Brain Rewires for True Multitasking Through Extensive Training
New research indicates that extensive training can physically reorganize the human brain. This reorganization allows highly practiced tasks to bypass the prefrontal cortex, routing them through specialized neural circuits. This process frees the brain's primary "thinking" center, enabling individuals to perform additional tasks simultaneously and challenging the long-held belief that humans only switch between tasks rather than truly multitask.
Scientists have uncovered a mechanism by which the brain physically reorganizes itself in response to extensive training, facilitating true multitasking abilities. The research suggests that prolonged practice leads to structural changes in the brain's neural pathways.
This reorganization involves learned tasks bypassing the prefrontal cortex, which is typically considered the brain's "thinking" center. Instead, these highly trained tasks are routed through specialized circuits within the brain. This rerouting mechanism effectively frees up the prefrontal cortex.

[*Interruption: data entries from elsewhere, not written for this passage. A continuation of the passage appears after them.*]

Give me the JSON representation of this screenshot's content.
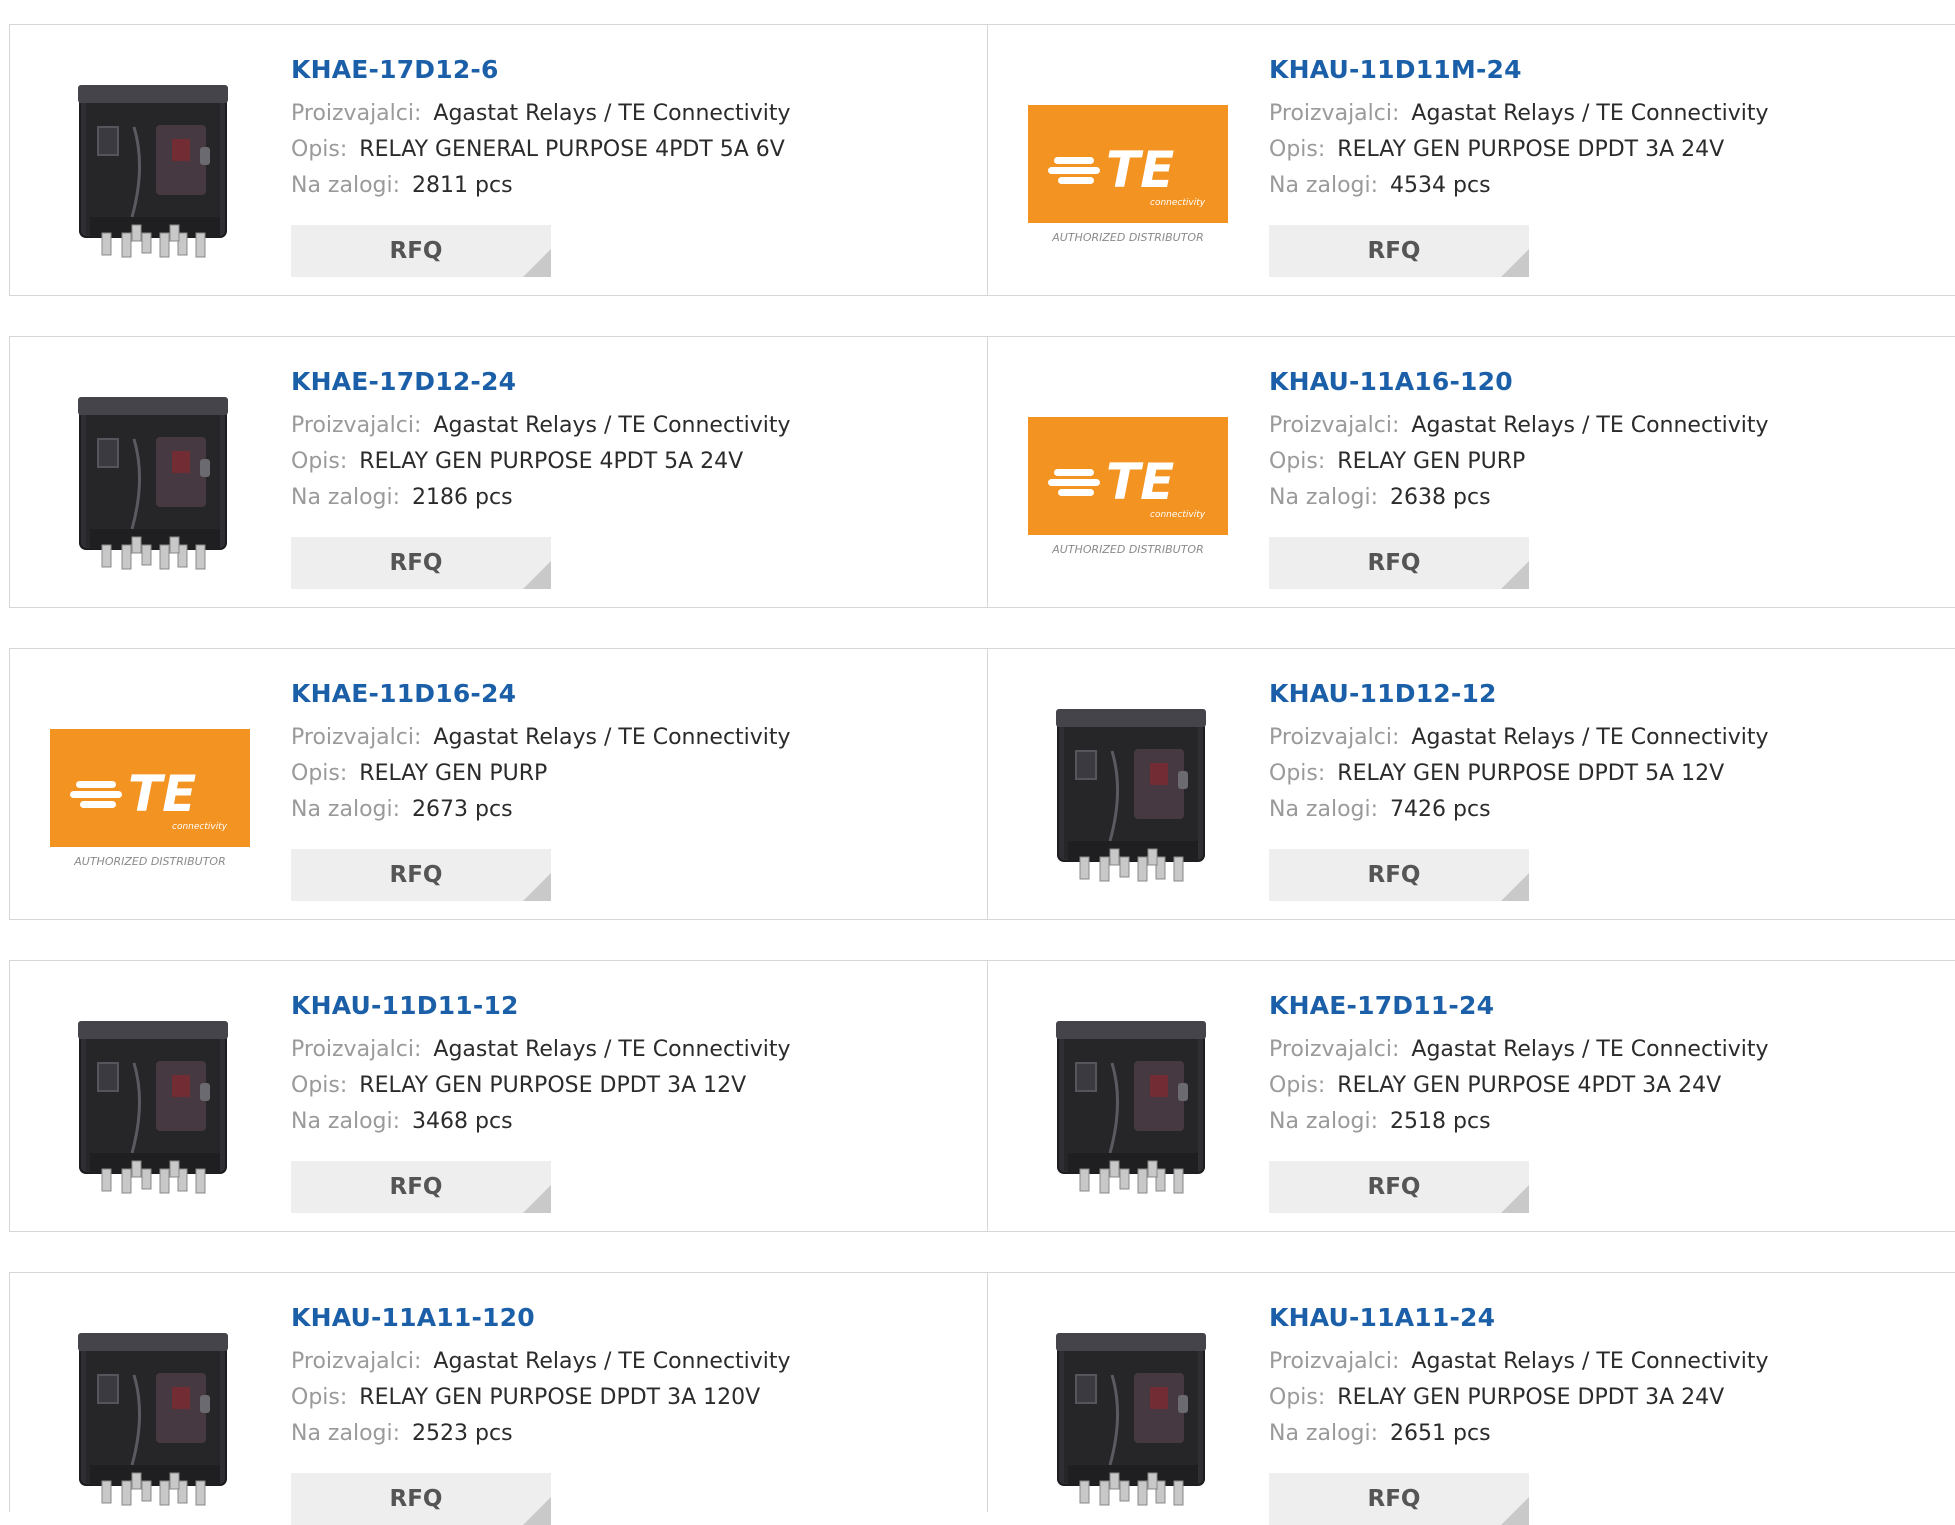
{
  "labels": {
    "manufacturer": "Proizvajalci:",
    "description": "Opis:",
    "stock": "Na zalogi:",
    "rfq": "RFQ"
  },
  "colors": {
    "link": "#1a5fa8",
    "te_orange": "#f39321",
    "border": "#d6d6d6",
    "button_bg": "#eeeeee"
  },
  "logo": {
    "brand": "TE",
    "sub": "connectivity",
    "tag": "AUTHORIZED DISTRIBUTOR"
  },
  "products": [
    {
      "name": "KHAE-17D12-6",
      "manufacturer": "Agastat Relays / TE Connectivity",
      "description": "RELAY GENERAL PURPOSE 4PDT 5A 6V",
      "stock": "2811 pcs",
      "image": "relay"
    },
    {
      "name": "KHAU-11D11M-24",
      "manufacturer": "Agastat Relays / TE Connectivity",
      "description": "RELAY GEN PURPOSE DPDT 3A 24V",
      "stock": "4534 pcs",
      "image": "te-logo"
    },
    {
      "name": "KHAE-17D12-24",
      "manufacturer": "Agastat Relays / TE Connectivity",
      "description": "RELAY GEN PURPOSE 4PDT 5A 24V",
      "stock": "2186 pcs",
      "image": "relay"
    },
    {
      "name": "KHAU-11A16-120",
      "manufacturer": "Agastat Relays / TE Connectivity",
      "description": "RELAY GEN PURP",
      "stock": "2638 pcs",
      "image": "te-logo"
    },
    {
      "name": "KHAE-11D16-24",
      "manufacturer": "Agastat Relays / TE Connectivity",
      "description": "RELAY GEN PURP",
      "stock": "2673 pcs",
      "image": "te-logo"
    },
    {
      "name": "KHAU-11D12-12",
      "manufacturer": "Agastat Relays / TE Connectivity",
      "description": "RELAY GEN PURPOSE DPDT 5A 12V",
      "stock": "7426 pcs",
      "image": "relay"
    },
    {
      "name": "KHAU-11D11-12",
      "manufacturer": "Agastat Relays / TE Connectivity",
      "description": "RELAY GEN PURPOSE DPDT 3A 12V",
      "stock": "3468 pcs",
      "image": "relay"
    },
    {
      "name": "KHAE-17D11-24",
      "manufacturer": "Agastat Relays / TE Connectivity",
      "description": "RELAY GEN PURPOSE 4PDT 3A 24V",
      "stock": "2518 pcs",
      "image": "relay"
    },
    {
      "name": "KHAU-11A11-120",
      "manufacturer": "Agastat Relays / TE Connectivity",
      "description": "RELAY GEN PURPOSE DPDT 3A 120V",
      "stock": "2523 pcs",
      "image": "relay"
    },
    {
      "name": "KHAU-11A11-24",
      "manufacturer": "Agastat Relays / TE Connectivity",
      "description": "RELAY GEN PURPOSE DPDT 3A 24V",
      "stock": "2651 pcs",
      "image": "relay"
    }
  ]
}
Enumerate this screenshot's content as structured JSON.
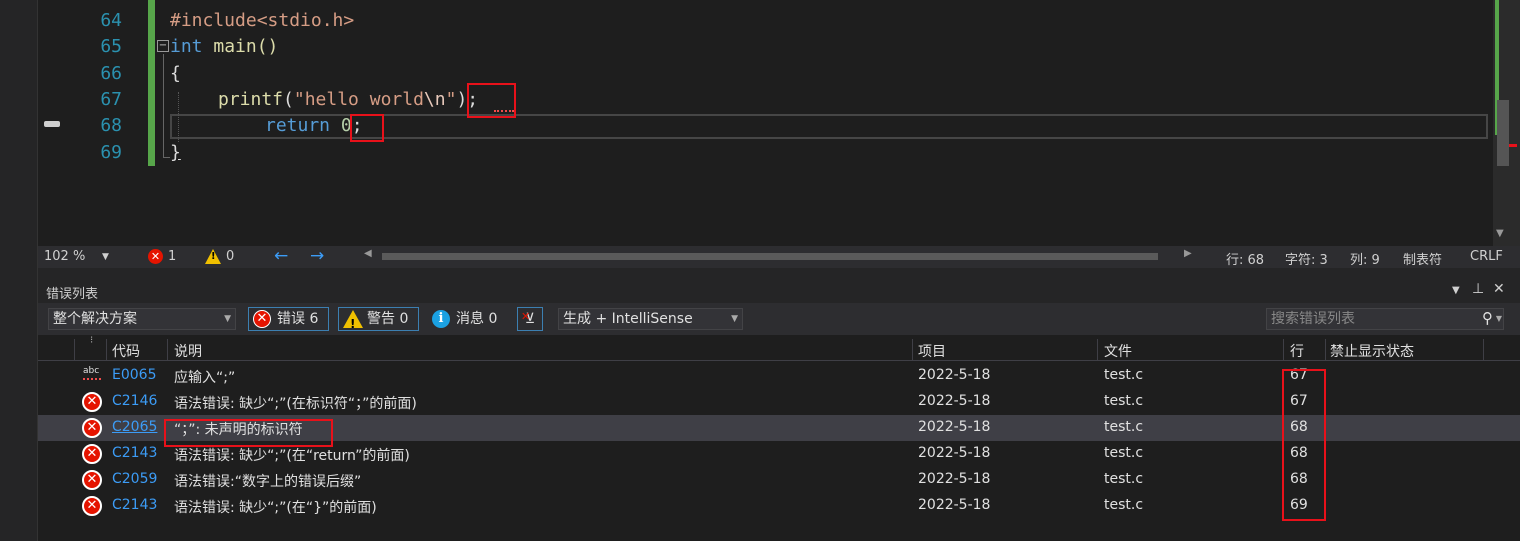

By liberating the prefrontal cortex, individuals become more capable of performing another task concurrently. This finding challenges the established notion that human brains merely switch rapidly between tasks, rather than engaging in genuine simultaneous execution. The study implies that with sufficient training, the brain can adapt to manage multiple cognitive demands more efficiently.
According to Science Daily, these findings could alter understandings of cognitive capacity and learning.